Researchers created models that took into account currently protected habitats, future sea-level rise scenarios, and future precipitation and temperature projections. They also incorporated a range of future funding levels, or rather, different amounts available for managers to invest.
Within this model, the researchers built two portfolio analyses that traded off cost and risk. One portfolio strategy maximized conservation benefits, constrained only by budget levels. The other portfolio strategy traded off potential benefits in favor of lowering risk, but also subject to funding constraints.

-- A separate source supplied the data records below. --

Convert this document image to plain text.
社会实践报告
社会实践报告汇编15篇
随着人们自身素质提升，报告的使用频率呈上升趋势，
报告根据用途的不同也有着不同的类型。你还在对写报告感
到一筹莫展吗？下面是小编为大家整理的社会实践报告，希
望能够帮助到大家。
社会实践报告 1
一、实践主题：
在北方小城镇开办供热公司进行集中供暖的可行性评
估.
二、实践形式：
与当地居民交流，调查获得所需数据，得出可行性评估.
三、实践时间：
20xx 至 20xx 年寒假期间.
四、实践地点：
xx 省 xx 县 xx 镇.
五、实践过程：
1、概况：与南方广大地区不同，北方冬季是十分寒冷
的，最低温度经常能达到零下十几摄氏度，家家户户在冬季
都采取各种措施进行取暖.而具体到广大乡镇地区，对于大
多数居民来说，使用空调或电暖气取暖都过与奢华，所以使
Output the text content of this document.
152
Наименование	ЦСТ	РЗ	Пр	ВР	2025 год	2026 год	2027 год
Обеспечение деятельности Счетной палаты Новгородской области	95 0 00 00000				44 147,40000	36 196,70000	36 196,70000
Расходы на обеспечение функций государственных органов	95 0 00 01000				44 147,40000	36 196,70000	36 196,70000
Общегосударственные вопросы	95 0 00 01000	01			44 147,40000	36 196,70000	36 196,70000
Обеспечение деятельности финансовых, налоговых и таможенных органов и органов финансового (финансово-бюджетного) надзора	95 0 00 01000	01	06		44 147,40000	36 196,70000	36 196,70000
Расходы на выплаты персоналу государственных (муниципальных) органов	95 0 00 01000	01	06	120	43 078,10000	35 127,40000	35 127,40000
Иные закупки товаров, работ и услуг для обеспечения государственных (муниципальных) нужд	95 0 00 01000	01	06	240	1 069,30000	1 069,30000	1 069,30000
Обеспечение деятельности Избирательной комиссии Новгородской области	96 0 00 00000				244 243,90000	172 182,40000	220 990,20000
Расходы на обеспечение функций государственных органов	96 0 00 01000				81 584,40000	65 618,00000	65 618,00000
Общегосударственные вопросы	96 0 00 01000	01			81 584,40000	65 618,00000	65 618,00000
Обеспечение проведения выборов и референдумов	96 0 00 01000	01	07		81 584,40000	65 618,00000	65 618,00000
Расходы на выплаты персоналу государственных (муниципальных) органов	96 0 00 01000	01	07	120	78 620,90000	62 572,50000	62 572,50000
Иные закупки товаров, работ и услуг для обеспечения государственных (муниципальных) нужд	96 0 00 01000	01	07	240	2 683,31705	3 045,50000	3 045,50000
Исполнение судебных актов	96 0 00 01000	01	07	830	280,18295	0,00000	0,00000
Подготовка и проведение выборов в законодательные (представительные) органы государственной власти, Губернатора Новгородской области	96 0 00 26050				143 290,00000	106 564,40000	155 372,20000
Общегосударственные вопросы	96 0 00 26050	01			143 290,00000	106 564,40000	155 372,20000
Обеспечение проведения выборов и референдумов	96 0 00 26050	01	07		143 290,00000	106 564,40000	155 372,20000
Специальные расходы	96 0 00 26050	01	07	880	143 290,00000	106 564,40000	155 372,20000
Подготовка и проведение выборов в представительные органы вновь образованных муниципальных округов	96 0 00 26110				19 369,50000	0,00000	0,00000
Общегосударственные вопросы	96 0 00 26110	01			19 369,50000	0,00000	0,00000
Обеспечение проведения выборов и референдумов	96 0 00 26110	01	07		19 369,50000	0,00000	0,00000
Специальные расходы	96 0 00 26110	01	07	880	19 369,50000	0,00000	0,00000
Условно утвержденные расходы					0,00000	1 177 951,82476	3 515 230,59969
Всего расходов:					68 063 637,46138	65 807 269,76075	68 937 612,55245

Under the benefit maximization strategy, the costs were minimized by investing in relocating frogs to already protected areas. Whereas under the risk-benefit tradeoff strategy, the model prioritized high cost investments of buying new parcels of land specifically to relocate the frogs, resulting in a lower risk of extinction. Using these portfolios, the study found that relying on existing protected areas may not be enough to mitigate future climate risks, and that investing to conserve additional habitats may be worth the cost.
The study also identified possible sites for the frogs on the eastern side of Puerto Rico, which came as a surprise to the researchers since the current distribution of the species is limited to the northern coast. This could offer managers more options to protect the coquí llanero by increasing the geographic footprint of the species.
“Ideally, modern portfolio theory acts as a handy tool for managers that gives them a new way of thinking about how to approach the implementation of management actions over space, in other words, how to pool their investments to manage risk and achieve maximal benefits,” says Eaton.
Modern portfolio theory has many potential applications for species and scenarios beyond the coquí llanero, but there are two important limitations noted in this study. The first is that the current application only considers one species when assessing the competing conservation actions. The other is that applying these high-cost investments into the real world requires more detailed consideration of local conditions like the costs of conservation or restoration of specific parcels. Even so, modern portfolio theory could be applied to a range of species, resource management needs, and uncertain futures.
The paper, “Applying portfolio theory to benefit endangered amphibians in coastal wetlands threatened by climate change, high uncertainty, and significant investment risk,” was published in Frontiers in Conservation Science on October 6, 2024. The paper was co-authored by Adam Terando from the U.S Geological Survey Southeast Climate Adaptation Science Center and Jaime Collazo from the North Carolina Cooperative Fish and Wildlife Research Unit. This research was supported by the U.S. Geological Survey’s Southeast Climate Adaptation Science Center Cooperative Agreement No. I22000978.